Zeichen, dass Sie zu wenige Kalorien aufnehmen
Anzeichen, die auf eine chronische Unterversorgung hinweisen sind brüchige Nägel, dauerhafte Müdigkeit, Haarausfall und das Ausbleiben der Periode bei Frauen. Auch ein sehr niedriges Gewicht sollte Anlass sein, die Kalorienzufuhr zu erhöhen. Wer ständig kalte Hände und Füße hat, nimmt wahrscheinlich ebenfalls zu wenig Energie in Form von Nahrung auf. Der Körper nutzt die wenig zugeführte Energie vorwiegend, um lebenswichtige Organe zu durchbluten. Für die Durchblutung der Extremitäten steht keine Energie mehr zur Verfügung. Eine schlechte Durchblutung ist nicht nur unangenehm, sie ist auch gefährlich, weil sie Thrombosen, Schlaganfall und Herzinfarkt begünstigt.

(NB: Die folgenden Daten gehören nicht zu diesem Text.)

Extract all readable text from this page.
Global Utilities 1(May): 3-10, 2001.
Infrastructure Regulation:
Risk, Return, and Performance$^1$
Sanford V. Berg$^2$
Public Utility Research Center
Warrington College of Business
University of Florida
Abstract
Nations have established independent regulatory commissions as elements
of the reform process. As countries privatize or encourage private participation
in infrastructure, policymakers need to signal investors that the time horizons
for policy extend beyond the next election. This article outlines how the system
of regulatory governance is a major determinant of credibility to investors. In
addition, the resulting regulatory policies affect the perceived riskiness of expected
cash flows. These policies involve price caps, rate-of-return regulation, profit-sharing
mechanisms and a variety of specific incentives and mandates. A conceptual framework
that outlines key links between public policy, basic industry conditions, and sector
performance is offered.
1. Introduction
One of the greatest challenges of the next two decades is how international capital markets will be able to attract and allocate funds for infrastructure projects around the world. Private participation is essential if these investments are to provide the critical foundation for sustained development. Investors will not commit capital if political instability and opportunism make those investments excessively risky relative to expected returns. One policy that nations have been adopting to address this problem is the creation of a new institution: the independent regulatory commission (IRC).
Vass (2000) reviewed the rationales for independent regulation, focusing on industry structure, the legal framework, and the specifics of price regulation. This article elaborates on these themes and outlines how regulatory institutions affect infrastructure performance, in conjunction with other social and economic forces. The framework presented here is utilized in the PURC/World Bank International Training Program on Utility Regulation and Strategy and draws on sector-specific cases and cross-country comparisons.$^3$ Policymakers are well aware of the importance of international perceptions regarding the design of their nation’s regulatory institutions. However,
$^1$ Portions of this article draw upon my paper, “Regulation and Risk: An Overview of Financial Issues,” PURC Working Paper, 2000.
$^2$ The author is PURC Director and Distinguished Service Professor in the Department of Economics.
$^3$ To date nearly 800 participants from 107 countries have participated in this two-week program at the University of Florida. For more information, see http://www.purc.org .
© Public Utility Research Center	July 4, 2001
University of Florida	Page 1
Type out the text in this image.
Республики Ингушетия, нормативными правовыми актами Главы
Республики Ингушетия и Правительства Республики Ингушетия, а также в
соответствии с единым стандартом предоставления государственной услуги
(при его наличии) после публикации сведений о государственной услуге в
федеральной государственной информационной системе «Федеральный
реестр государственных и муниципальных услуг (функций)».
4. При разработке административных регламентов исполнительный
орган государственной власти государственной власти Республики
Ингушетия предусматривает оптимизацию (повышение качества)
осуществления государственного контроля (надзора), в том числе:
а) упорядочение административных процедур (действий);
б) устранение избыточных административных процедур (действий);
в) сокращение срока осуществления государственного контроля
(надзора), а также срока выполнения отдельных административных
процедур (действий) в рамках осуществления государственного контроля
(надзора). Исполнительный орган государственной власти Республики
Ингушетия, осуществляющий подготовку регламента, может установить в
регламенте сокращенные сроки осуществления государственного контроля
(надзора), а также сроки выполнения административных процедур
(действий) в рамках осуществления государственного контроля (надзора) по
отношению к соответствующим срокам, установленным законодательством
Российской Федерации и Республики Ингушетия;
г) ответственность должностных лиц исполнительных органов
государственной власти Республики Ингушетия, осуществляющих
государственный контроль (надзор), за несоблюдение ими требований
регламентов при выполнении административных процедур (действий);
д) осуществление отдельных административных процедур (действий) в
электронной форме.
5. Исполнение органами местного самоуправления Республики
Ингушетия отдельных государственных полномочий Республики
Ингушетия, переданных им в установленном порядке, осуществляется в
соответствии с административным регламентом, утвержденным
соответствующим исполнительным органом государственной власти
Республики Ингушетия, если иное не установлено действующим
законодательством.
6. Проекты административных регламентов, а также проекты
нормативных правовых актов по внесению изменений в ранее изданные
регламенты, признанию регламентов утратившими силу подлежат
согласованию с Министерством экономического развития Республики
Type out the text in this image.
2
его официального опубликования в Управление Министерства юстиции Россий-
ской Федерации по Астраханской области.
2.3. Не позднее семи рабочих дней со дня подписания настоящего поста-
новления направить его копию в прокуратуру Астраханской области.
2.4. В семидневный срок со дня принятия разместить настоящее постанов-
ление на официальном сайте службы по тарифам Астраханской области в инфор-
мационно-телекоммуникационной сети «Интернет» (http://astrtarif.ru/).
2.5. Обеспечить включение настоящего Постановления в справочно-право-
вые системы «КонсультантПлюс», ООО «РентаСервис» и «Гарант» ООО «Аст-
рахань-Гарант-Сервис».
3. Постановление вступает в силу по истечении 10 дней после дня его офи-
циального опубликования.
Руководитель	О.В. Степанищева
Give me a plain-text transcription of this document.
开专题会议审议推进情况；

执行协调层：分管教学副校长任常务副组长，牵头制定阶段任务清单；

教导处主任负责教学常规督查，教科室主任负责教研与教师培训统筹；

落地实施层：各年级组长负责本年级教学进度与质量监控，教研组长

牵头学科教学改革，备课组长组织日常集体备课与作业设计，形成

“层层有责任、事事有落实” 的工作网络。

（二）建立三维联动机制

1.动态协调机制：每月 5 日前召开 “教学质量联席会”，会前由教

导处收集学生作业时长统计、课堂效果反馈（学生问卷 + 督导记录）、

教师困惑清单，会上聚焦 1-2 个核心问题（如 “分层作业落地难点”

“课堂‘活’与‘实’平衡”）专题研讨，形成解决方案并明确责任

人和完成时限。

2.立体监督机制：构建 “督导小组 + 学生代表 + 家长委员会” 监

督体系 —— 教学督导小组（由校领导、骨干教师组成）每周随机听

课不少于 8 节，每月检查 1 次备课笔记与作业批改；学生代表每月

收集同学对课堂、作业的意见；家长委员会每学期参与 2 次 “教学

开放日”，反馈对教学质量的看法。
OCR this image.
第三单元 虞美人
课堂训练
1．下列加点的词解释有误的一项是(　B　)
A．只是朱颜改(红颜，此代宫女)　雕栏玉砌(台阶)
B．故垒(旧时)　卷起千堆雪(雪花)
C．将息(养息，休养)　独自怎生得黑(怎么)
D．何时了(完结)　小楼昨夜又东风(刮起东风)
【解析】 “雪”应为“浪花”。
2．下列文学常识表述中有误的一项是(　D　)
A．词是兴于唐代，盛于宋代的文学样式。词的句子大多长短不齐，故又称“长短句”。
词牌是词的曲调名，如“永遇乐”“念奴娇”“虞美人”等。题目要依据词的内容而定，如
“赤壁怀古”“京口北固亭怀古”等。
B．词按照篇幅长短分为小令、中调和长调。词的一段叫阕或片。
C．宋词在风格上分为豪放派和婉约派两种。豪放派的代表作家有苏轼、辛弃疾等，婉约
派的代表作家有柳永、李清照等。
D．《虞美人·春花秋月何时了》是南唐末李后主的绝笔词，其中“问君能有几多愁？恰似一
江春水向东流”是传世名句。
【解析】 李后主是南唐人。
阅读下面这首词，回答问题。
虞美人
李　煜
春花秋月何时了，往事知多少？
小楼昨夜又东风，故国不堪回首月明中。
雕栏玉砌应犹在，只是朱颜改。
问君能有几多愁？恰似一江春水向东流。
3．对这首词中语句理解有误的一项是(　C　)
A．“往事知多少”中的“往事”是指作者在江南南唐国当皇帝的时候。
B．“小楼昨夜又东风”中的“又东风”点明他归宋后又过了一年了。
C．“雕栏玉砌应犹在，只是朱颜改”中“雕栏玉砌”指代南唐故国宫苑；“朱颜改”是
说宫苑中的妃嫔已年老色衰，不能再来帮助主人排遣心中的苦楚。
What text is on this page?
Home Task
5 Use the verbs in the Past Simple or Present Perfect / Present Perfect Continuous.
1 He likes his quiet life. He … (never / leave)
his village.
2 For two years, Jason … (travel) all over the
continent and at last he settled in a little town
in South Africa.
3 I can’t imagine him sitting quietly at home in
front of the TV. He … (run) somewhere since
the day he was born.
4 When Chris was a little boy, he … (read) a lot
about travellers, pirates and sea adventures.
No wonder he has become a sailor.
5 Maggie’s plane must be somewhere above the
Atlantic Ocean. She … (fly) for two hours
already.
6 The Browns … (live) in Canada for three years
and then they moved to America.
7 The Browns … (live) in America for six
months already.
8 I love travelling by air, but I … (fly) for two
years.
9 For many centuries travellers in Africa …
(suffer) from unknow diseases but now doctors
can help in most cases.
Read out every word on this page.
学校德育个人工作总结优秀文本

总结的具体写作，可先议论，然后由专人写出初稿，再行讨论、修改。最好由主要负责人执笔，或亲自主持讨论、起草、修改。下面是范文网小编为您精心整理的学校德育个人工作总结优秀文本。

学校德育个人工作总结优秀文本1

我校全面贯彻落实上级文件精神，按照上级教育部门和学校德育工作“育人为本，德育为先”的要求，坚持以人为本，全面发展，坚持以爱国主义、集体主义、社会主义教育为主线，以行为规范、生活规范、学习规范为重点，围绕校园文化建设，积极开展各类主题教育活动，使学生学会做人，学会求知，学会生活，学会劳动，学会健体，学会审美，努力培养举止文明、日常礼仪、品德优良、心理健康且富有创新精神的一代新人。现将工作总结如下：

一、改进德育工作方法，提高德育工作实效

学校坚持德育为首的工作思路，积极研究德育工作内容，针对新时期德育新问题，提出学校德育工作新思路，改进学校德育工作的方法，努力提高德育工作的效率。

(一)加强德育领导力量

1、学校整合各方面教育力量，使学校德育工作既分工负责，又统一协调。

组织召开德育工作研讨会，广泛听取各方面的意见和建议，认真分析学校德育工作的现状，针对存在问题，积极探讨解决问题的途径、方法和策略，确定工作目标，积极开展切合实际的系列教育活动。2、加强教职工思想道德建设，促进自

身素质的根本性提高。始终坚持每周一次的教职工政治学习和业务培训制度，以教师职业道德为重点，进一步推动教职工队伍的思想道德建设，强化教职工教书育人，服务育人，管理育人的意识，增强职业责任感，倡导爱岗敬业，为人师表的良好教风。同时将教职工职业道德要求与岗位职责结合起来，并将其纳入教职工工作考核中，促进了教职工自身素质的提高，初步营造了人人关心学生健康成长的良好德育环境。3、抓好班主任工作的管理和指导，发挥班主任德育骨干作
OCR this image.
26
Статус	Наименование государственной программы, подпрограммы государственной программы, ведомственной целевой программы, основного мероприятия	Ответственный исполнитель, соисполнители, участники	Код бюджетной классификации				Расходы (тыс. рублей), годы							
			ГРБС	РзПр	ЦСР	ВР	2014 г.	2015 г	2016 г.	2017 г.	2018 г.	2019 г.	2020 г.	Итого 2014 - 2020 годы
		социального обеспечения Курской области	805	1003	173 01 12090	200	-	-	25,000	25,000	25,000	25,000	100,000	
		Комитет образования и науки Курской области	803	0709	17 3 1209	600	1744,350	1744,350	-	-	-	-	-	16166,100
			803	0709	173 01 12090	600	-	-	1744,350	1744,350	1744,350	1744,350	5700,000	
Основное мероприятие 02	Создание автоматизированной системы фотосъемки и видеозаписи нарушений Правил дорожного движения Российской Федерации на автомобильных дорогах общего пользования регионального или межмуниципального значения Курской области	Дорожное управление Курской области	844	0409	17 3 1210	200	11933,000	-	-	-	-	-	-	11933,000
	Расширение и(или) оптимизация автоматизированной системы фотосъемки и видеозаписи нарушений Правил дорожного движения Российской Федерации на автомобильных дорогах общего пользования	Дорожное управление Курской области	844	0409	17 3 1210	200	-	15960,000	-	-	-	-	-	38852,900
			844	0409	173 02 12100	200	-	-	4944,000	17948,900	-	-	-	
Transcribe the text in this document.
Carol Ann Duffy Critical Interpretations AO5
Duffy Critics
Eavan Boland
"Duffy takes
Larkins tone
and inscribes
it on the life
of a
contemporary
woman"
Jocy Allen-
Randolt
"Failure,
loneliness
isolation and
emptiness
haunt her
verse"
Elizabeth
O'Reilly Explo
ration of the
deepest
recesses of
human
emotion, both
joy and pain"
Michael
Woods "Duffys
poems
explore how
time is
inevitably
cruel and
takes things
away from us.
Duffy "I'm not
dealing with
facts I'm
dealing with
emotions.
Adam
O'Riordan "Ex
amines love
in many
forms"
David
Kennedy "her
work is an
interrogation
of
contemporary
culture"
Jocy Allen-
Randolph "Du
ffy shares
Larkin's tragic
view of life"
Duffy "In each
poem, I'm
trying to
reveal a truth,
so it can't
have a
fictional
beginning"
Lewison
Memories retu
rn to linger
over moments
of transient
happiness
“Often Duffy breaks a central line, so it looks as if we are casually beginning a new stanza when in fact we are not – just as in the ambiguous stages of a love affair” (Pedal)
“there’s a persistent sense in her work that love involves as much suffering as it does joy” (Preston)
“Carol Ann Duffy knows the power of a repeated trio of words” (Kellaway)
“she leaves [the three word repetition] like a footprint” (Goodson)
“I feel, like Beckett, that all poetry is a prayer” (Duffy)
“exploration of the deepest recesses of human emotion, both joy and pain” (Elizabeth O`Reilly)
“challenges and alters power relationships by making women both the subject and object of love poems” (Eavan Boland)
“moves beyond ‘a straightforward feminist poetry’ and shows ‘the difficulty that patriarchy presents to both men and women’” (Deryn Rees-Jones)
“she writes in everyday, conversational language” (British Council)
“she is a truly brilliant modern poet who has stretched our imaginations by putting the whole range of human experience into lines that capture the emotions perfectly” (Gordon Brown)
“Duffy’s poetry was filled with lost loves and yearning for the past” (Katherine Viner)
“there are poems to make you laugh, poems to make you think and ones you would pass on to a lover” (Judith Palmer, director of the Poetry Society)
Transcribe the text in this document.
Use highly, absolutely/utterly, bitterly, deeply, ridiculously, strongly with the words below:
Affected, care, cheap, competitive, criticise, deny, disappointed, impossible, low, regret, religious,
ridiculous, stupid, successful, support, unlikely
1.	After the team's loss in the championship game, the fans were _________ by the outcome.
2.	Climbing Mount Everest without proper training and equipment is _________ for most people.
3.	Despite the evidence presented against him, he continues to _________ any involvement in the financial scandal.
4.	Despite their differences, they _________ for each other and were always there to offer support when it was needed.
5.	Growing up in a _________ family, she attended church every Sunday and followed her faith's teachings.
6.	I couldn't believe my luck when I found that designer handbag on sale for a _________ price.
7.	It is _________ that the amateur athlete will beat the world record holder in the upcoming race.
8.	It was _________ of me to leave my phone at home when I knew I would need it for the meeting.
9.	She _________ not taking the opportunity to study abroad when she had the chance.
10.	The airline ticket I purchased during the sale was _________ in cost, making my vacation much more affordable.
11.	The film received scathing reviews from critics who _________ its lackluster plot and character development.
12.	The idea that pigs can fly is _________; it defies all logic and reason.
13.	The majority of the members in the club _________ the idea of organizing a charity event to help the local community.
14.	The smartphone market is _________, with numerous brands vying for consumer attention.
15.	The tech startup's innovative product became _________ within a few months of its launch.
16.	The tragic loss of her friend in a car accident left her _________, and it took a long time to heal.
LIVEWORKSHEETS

Dieser Beitrag beinhaltet lediglich allgemeine Informationen zum jeweiligen Gesundheitsthema und dient damit nicht der Selbstdiagnose, -behandlung oder -medikation. Er ersetzt keinesfalls den Arztbesuch. Individuelle Fragen zu Krankheitsbildern dürfen von unserer Redaktion leider nicht beantwortet werden.